The fatherland – a word that still had its full meaning at the beginning of the 20th century – under attack must be defended. The theme of the bravery of the Belgian army also had to be propagated within the army itself. Postcards and patriotic prints played a part in this, as did the trench press written by the War Ministry, such as Le Courrier de l’armée / De Legerbode. These newspapers regularly adopted “a propagandist tone, sometimes close to brainwashing. As an authorities’ press ... they sought throughout the war to keep the hatred of the enemy intact or to popularize the image of the Roi Chevalier”.[25]

This discourse of a brave little Belgium also had to be disseminated among the Belgian population in occupied territory. This dissemination seemed to be more a matter of individual initiatives, of moral resistance on the part of certain citizens, than of a centralized mechanism by the Belgian government in exile. And it was a fortiori exclusively underground. Two media were used in particular: the press and postcards. The underground press activity was sustained by networks of people from the urban middle classes, most of them Catholic. Seventy-nine underground papers were identified.[26] According to Sophie De Schaepdrijver and Emmanuel Debruyne, “no other European occupied territory, in 1914-1918, produced such an intensive underground discourse”.[27] The production was most intense in 1915-1916. The most famous of them was La Libre Belgique (Free Belgium) which was published from February 1915 to November 1918. All 171 issues were widely distributed thanks to a network of more than 700 people (editors, composers, printers, distributors).
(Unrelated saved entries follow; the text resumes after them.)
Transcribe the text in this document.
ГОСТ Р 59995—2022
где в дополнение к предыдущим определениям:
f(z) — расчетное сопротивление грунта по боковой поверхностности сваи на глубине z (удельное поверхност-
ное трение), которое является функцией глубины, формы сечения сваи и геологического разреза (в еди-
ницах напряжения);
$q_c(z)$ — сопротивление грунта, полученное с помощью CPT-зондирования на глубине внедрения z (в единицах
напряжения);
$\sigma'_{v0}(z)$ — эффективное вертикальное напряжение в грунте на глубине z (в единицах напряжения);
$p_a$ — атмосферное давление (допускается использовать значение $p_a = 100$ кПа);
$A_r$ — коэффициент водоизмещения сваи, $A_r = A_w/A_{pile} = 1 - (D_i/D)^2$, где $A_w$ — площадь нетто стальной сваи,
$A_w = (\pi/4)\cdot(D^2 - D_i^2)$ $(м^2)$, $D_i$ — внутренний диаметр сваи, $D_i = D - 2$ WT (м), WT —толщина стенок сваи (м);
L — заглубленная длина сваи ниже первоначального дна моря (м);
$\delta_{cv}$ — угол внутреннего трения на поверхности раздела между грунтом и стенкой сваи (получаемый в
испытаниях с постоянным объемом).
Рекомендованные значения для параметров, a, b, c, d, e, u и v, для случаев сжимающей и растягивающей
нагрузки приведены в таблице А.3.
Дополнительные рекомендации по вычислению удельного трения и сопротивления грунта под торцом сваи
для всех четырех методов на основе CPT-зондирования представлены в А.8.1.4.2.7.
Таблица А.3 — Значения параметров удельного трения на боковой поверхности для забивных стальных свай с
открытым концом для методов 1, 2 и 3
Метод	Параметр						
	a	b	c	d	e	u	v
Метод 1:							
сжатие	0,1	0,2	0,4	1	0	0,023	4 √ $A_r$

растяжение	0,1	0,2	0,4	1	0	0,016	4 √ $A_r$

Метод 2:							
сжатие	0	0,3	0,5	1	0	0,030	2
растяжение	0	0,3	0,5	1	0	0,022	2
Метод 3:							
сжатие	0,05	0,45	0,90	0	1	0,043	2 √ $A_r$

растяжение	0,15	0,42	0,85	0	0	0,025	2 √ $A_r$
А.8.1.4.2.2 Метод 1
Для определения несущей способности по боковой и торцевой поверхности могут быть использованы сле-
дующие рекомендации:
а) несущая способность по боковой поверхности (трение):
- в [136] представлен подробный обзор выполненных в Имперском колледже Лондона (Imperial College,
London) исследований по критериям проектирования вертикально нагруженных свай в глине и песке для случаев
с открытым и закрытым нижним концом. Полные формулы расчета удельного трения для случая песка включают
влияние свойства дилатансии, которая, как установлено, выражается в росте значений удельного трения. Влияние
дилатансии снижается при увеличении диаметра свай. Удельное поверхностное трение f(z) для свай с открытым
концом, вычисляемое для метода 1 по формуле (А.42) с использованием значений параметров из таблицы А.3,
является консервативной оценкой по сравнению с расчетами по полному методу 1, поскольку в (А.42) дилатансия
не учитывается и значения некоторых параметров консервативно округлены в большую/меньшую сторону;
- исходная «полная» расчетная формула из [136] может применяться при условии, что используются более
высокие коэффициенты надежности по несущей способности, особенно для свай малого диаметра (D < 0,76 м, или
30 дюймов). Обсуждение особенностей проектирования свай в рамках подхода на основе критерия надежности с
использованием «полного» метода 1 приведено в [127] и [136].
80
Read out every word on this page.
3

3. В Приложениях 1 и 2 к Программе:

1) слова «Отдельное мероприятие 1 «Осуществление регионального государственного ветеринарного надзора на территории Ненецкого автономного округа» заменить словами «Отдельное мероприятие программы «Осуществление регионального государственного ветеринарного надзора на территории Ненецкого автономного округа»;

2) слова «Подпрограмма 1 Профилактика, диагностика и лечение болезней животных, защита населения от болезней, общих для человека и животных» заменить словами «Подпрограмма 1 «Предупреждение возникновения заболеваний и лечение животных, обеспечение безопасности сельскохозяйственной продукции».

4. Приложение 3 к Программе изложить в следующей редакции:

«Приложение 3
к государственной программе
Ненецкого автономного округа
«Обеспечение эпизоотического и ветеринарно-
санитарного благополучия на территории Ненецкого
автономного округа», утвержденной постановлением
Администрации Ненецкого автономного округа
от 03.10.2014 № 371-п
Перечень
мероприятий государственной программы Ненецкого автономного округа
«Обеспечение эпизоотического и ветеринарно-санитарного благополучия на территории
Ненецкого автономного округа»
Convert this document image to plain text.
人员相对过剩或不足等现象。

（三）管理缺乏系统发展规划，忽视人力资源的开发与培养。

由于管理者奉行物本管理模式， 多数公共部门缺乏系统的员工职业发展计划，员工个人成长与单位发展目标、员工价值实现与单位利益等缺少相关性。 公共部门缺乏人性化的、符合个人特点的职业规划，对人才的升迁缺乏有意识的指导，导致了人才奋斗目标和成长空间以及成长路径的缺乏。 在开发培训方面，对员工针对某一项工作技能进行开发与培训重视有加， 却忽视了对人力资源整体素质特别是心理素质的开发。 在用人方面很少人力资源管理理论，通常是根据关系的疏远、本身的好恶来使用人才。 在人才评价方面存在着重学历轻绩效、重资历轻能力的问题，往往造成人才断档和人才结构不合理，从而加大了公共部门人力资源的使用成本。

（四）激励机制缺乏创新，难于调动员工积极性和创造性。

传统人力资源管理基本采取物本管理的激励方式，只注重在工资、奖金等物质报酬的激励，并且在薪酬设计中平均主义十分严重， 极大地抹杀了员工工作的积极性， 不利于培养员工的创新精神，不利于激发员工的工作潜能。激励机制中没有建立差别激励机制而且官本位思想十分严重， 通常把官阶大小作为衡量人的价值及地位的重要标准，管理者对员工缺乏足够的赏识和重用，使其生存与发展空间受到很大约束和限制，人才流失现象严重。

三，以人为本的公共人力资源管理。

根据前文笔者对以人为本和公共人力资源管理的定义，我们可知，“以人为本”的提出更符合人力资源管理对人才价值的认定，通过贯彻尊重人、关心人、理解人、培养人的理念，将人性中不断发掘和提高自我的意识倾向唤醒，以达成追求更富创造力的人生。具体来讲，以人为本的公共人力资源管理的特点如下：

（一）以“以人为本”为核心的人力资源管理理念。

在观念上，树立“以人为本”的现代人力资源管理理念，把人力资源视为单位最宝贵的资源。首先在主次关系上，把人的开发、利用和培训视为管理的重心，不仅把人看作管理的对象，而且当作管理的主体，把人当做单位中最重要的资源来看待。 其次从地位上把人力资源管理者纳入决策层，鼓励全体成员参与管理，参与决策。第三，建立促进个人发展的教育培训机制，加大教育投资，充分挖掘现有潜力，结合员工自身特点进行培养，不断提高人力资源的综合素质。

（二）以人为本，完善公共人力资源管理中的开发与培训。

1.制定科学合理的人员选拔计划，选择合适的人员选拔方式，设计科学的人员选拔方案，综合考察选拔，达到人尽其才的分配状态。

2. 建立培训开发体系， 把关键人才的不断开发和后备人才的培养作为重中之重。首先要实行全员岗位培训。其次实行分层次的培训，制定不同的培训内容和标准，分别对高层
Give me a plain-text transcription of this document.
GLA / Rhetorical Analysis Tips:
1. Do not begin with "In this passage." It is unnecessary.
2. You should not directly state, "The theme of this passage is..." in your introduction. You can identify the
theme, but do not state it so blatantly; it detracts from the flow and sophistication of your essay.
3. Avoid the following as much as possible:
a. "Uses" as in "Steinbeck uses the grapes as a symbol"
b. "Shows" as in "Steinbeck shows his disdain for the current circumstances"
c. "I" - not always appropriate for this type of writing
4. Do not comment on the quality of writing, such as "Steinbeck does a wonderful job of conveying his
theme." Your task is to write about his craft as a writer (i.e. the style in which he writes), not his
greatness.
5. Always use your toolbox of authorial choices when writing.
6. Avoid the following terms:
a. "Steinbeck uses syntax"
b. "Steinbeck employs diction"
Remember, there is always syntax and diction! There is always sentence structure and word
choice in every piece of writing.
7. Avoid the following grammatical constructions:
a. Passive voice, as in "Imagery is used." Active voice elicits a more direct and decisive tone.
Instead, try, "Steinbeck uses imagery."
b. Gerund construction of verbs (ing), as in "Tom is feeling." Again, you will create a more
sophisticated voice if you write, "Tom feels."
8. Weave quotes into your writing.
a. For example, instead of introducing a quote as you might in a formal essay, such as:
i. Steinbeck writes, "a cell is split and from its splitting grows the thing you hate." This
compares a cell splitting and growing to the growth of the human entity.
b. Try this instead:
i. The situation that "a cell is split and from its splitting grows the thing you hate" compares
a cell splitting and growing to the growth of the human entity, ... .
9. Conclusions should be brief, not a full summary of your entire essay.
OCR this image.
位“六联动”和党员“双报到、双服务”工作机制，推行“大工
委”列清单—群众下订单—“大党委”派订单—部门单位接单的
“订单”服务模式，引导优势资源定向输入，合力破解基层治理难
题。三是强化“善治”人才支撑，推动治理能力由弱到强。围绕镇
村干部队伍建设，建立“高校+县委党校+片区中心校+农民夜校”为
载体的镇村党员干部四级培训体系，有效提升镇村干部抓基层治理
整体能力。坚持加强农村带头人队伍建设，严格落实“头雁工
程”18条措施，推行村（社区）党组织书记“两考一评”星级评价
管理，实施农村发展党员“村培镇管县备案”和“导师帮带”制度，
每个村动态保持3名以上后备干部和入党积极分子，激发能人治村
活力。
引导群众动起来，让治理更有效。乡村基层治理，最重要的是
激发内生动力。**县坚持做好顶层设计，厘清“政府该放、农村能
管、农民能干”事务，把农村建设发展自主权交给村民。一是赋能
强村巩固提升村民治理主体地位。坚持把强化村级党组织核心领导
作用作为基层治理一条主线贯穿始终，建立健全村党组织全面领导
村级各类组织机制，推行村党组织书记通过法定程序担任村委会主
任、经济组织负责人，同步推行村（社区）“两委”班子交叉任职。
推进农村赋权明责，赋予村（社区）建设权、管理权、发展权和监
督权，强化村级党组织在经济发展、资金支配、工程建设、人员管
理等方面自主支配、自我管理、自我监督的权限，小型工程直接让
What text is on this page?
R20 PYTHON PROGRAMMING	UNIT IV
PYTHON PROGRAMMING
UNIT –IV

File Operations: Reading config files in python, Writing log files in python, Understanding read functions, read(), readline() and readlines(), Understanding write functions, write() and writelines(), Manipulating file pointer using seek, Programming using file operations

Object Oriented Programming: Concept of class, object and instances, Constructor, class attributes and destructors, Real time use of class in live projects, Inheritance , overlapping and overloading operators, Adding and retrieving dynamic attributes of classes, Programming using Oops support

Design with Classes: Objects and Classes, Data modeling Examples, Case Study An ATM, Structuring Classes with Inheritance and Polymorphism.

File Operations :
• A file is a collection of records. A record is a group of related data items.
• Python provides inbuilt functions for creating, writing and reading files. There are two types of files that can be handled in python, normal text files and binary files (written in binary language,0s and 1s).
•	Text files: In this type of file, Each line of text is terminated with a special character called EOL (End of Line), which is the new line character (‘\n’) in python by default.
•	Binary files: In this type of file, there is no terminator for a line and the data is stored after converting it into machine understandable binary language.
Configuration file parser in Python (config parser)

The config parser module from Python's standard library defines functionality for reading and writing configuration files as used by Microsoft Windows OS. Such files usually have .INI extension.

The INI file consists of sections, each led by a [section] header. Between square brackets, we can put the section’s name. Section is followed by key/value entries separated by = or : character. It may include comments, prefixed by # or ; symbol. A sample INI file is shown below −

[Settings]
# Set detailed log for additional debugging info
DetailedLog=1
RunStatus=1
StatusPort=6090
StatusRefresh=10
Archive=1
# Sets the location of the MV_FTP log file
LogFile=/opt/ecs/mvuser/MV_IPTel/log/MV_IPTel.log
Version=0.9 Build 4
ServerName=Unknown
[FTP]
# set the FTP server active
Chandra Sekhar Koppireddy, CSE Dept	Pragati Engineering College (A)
Patriotism, the Christian faith and solidarity between Belgians and with soldiers at the front were the themes favored by Free Belgium.[28] The postcard was a medium that reached its peak during the First World War – several million postcards travelled during this period – and that participated in propaganda through the images and representations it conveyed. Patriotic postcards with the royal family as their central theme circulated in occupied Belgium. They were either handmade or were old postcards of the king that booksellers sold despite the prohibition imposed by the occupant. But it is very difficult, if not impossible, to measure the circulation and distribution of these underground media.[29]


Were the Belgian propaganda offices able to meet the challenge? Were they able to impose the image of a fighting Belgium? On the international scene, the challenge was probably too difficult. Certainly, the situation improved after the creation of the new propaganda services at the end of 1916 and the beginning of 1917. Nevertheless, they lacked human resources and “never had complete control over the image of Belgium and it continued to be instrumentalized by others. In fact, the myth was so powerful that their action was probably doomed to inevitable failure...”[30] The political situation of Belgium in the field of nations at the time of the Treaty of Versailles confirms this decline in its international popularity.[31]

Belgian combatants and civilians, whether at the front or in occupied territory, were not totally fooled by these patriotic prints and visuals designed to keep up their enthusiasm: for example, Le Courrier de l’armée was renamed “le bourreur de crânes”.[32] However, the people were not passive and this propaganda was based on social representations anchored in the population and shared by all: the defense of the fatherland was a just and sacred cause. Recent research has shown that the propaganda of the First World War maintained pre-existing representations and stereotypes.[33]

The iconographic analysis of Alfred Bastien’s Panorama de l’Yser, a painting produced in 1920-1921 and exhibited throughout the inter-war period, shows that the propaganda message about the bravery of the Belgian army was tenacious. The painting offers a vision of the entire Belgian front from De Panne to Ypres without being in conformity with historical reality:

The dunes and Nieuport occupy more than half of the panorama, whereas they only constitute a quarter of the landscape in reality. Diksmuide and Ypres are only briefly mentioned... The aim is to highlight this strategic point on the front, which recalls the role of the Belgian army in stopping the German advance thanks to the flooding of the Yser plain (October 1914).[34]